“Winter weather arrives,” said the headline of my late-evening post on Thursday. The light covering of snow in Strasbourg didn’t really match the optimistic headline, but my journey back to Amsterdam last night certainly did.
After a relatively uneventful journey up the A61/E42 autobahn in Germany, the first heavy snow started falling about 20 kilometers south of Venlo, the border crossing into the Netherlands. And it snowed, hard and fast. By the time I got to the German/Dutch border, motorway traffic was down to a crawl in the face of driving snow blowing hard from the west.
I think this storm caught everyone completely by surprise. The motorway hadn’t been salted or gritted, so it wasn’t long – literally a matter of minutes – before the road was covered in snow in spite of heavy traffic. The further I drove, through Venlo and onto the A67/E34 motorway west towards Eindhoven, the worse the conditions became until somewhere between those two towns, the motorway traffic came to a complete standstill in almost blizzard conditions with snow piling up all around us.
This photo is one I took in a rest stop in between Venlo and Eindhoven, which I’d pulled into because the windscreen wipers couldn’t shift all the snow and I needed to manually clear it away, and the washer jets were frozen up.
Boy, it was snowing hard and bitterly cold, and with a very strong wind. Getting out of the rest stop was tricky with lots of wheel spinning in the snow, which I estimated to be about 8 centimeters deep. All this had fallen in just a couple of hours. (You can’t really tell how hard it was snowing from this small pic – click the image for a larger version.)
Things got worse heading north at a crawl on the A2/E25 from Eindhoven towards ‘s-Hertogenbosch. The dashboard thermo in my car said the outside temp was around minus 2 Celsius (about 28 F) so it wasn’t long before the paved motorway began to resemble an ice rink.
In two separate places, I saw two cars which had spun off the motorway into the ditch, one car completely overturned and on its roof (in both instances, the police were there).
You couldn’t drive fast in such conditions, but that certainly didn’t stop some from doing so. Crazy, stupid people.
After passing through ‘s-Hertogenbosch heading towards Utrecht, things gradually deteriorated until, not far into the journey on that stretch of motorway, all traffic ground to a halt and then proceeded to crawl, at first-gear speeds, for the next 90 minutes or so as the snow continued and the road conditions became very treacherous for driving at any faster speed. I’d say we covered perhaps 5 kilometers (3 miles) in those 90 minutes.

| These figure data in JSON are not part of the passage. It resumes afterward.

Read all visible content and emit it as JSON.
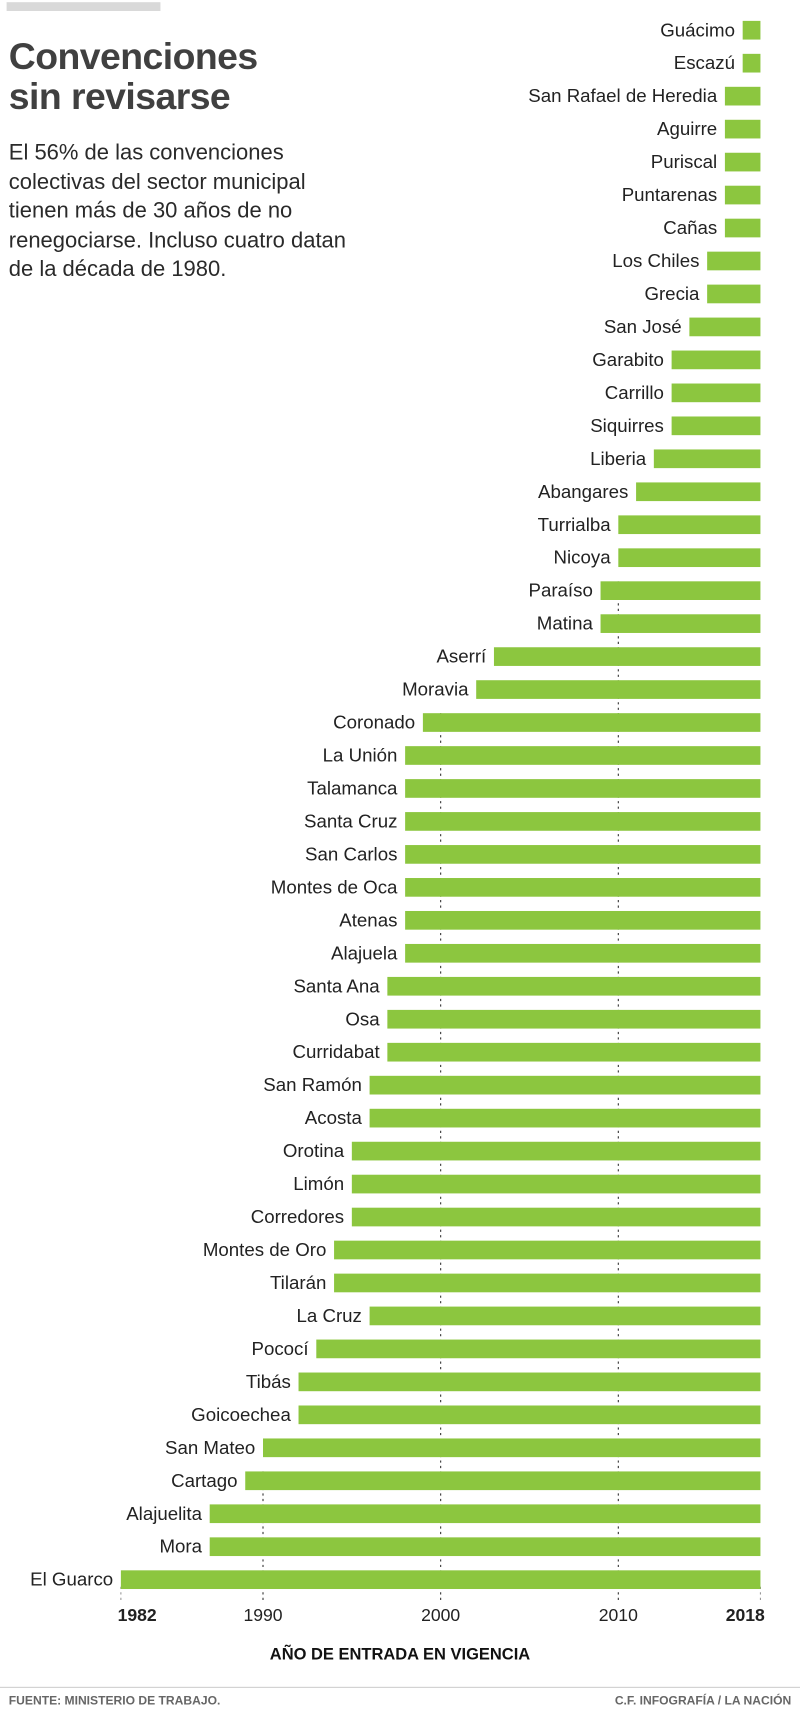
{
  "header": {
    "title_line1": "Convenciones",
    "title_line2": "sin revisarse",
    "description": "El 56% de las convenciones colectivas del sector municipal tienen más de 30 años de no renegociarse. Incluso cuatro datan de la década de 1980."
  },
  "footer": {
    "source": "FUENTE: MINISTERIO DE TRABAJO.",
    "credit": "C.F. INFOGRAFÍA / LA NACIÓN"
  },
  "chart_data": {
    "type": "bar",
    "orientation": "horizontal",
    "title": "Convenciones sin revisarse",
    "xlabel": "AÑO DE ENTRADA EN VIGENCIA",
    "xlim": [
      1982,
      2018
    ],
    "xticks": [
      {
        "value": 1982,
        "label": "1982",
        "bold": true
      },
      {
        "value": 1990,
        "label": "1990",
        "bold": false
      },
      {
        "value": 2000,
        "label": "2000",
        "bold": false
      },
      {
        "value": 2010,
        "label": "2010",
        "bold": false
      },
      {
        "value": 2018,
        "label": "2018",
        "bold": true
      }
    ],
    "gridlines": [
      1990,
      2000,
      2010
    ],
    "bar_color": "#8cc63f",
    "categories": [
      "Guácimo",
      "Escazú",
      "San Rafael de Heredia",
      "Aguirre",
      "Puriscal",
      "Puntarenas",
      "Cañas",
      "Los Chiles",
      "Grecia",
      "San José",
      "Garabito",
      "Carrillo",
      "Siquirres",
      "Liberia",
      "Abangares",
      "Turrialba",
      "Nicoya",
      "Paraíso",
      "Matina",
      "Aserrí",
      "Moravia",
      "Coronado",
      "La Unión",
      "Talamanca",
      "Santa Cruz",
      "San Carlos",
      "Montes de Oca",
      "Atenas",
      "Alajuela",
      "Santa Ana",
      "Osa",
      "Curridabat",
      "San Ramón",
      "Acosta",
      "Orotina",
      "Limón",
      "Corredores",
      "Montes de Oro",
      "Tilarán",
      "La Cruz",
      "Pococí",
      "Tibás",
      "Goicoechea",
      "San Mateo",
      "Cartago",
      "Alajuelita",
      "Mora",
      "El Guarco"
    ],
    "values": [
      2017,
      2017,
      2016,
      2016,
      2016,
      2016,
      2016,
      2015,
      2015,
      2014,
      2013,
      2013,
      2013,
      2012,
      2011,
      2010,
      2010,
      2009,
      2009,
      2003,
      2002,
      1999,
      1998,
      1998,
      1998,
      1998,
      1998,
      1998,
      1998,
      1997,
      1997,
      1997,
      1996,
      1996,
      1995,
      1995,
      1995,
      1994,
      1994,
      1996,
      1993,
      1992,
      1992,
      1990,
      1989,
      1987,
      1987,
      1982
    ]
  }
}
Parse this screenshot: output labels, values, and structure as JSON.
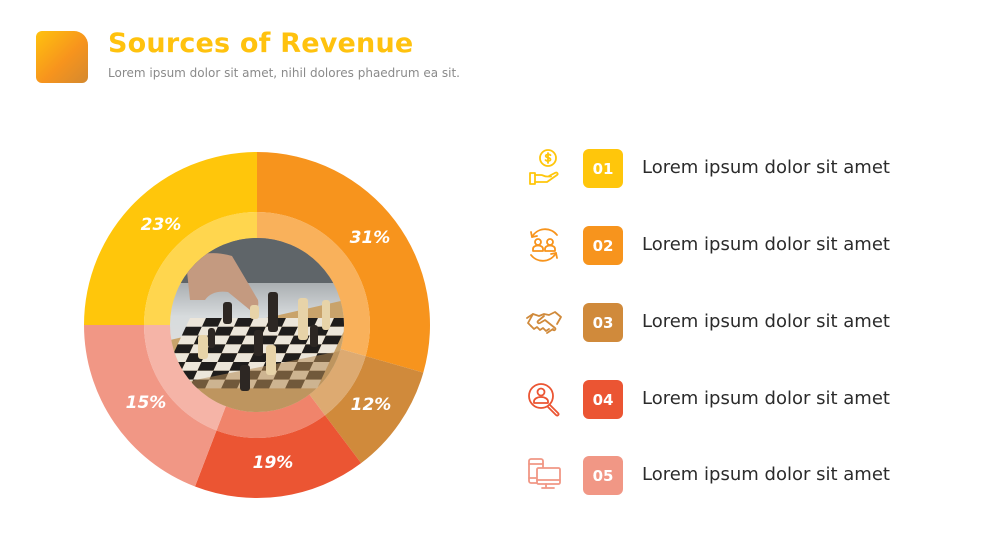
{
  "header": {
    "title": "Sources of Revenue",
    "subtitle": "Lorem ipsum dolor sit amet, nihil dolores phaedrum ea sit."
  },
  "colors": {
    "title": "#FFC20E",
    "segment_1": "#F7941D",
    "segment_2": "#D08A3B",
    "segment_3": "#EB5533",
    "segment_4": "#F19785",
    "segment_5": "#FFC60B"
  },
  "chart_data": {
    "type": "pie",
    "variant": "donut with center photo",
    "title": "Sources of Revenue",
    "start_angle": "12 o'clock, clockwise",
    "categories": [
      "31%",
      "12%",
      "19%",
      "15%",
      "23%"
    ],
    "values": [
      31,
      12,
      19,
      15,
      23
    ],
    "colors": [
      "#F7941D",
      "#D08A3B",
      "#EB5533",
      "#F19785",
      "#FFC60B"
    ],
    "labels": [
      "31%",
      "12%",
      "19%",
      "15%",
      "23%"
    ],
    "center_image": "chess-game-photo"
  },
  "items": [
    {
      "number": "01",
      "label": "Lorem ipsum dolor sit amet",
      "icon": "money-hand-icon",
      "color": "#FFC60B"
    },
    {
      "number": "02",
      "label": "Lorem ipsum dolor sit amet",
      "icon": "people-exchange-icon",
      "color": "#F7941D"
    },
    {
      "number": "03",
      "label": "Lorem ipsum dolor sit amet",
      "icon": "handshake-icon",
      "color": "#D08A3B"
    },
    {
      "number": "04",
      "label": "Lorem ipsum dolor sit amet",
      "icon": "user-search-icon",
      "color": "#EB5533"
    },
    {
      "number": "05",
      "label": "Lorem ipsum dolor sit amet",
      "icon": "devices-icon",
      "color": "#F19785"
    }
  ]
}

At one point, I saw on the other carriageway a convoy of snow ploughs and gritters proceeding abreast across all the motorway lanes, getting rid of the snow and ice. All while it was still chucking it down with snow. These were massive trucks, surreal-looking with their orange flashing lights and bright spotlights like beacons in the darkness as you peered through the car windows into the white-speckled night. And behind that convoy, a queue of vehicles which stretched for miles and miles behind. No one made it home for dinner on Friday night.
Then, eventually getting to Utrecht, it was like passing from one dimension into another where suddenly there was no snow, no ice on the road and no strong winds. Not even any rain.
From that point, some 40 kilometers from home, I made the remaining journey in less than 20 minutes, arriving here at just gone midnight. Then, spent another 20 minutes watching local TV reporting on the chaos on the roads and railways because of the snow storm.
Quite an experience.
Whoa! Quite a journey, Neville.
Warm up and sleep. 🙂
Seems like you had a form of an American “Thanksgiving” weekend. “Giving thanks” that you are home and safe.
All the best.
Thanks Robert.
According to some reports in the Durtch media on Saturday, what I was caught up in on Friday night was part of a very big problem, including motorway queues of 40 kilometers and more and whole sections of motorway being closed.
Mind you, it doesn’t look nearly as bad as some in the UK have had it –
http://www.telegraph.co.uk/news/main.jhtml?xml=/news/2005/11/26/nsnow26.xml
In Britain we KNOW that “if three snowflakes fall then the whole country is paralysed” and we KNOW with equal certainty that everyone in Europe always copes with winter weather with smooth perfection!
It follows that your story is pure fiction or a hallucination of some kind.
Rather like the time I was in Germany on December 1st and after an hour of snow the autobahns were empty except for the vehicles that had skidded off the snowy surface and couldn’t move (and except for my car, which for some reason still was moving in the direction I intended).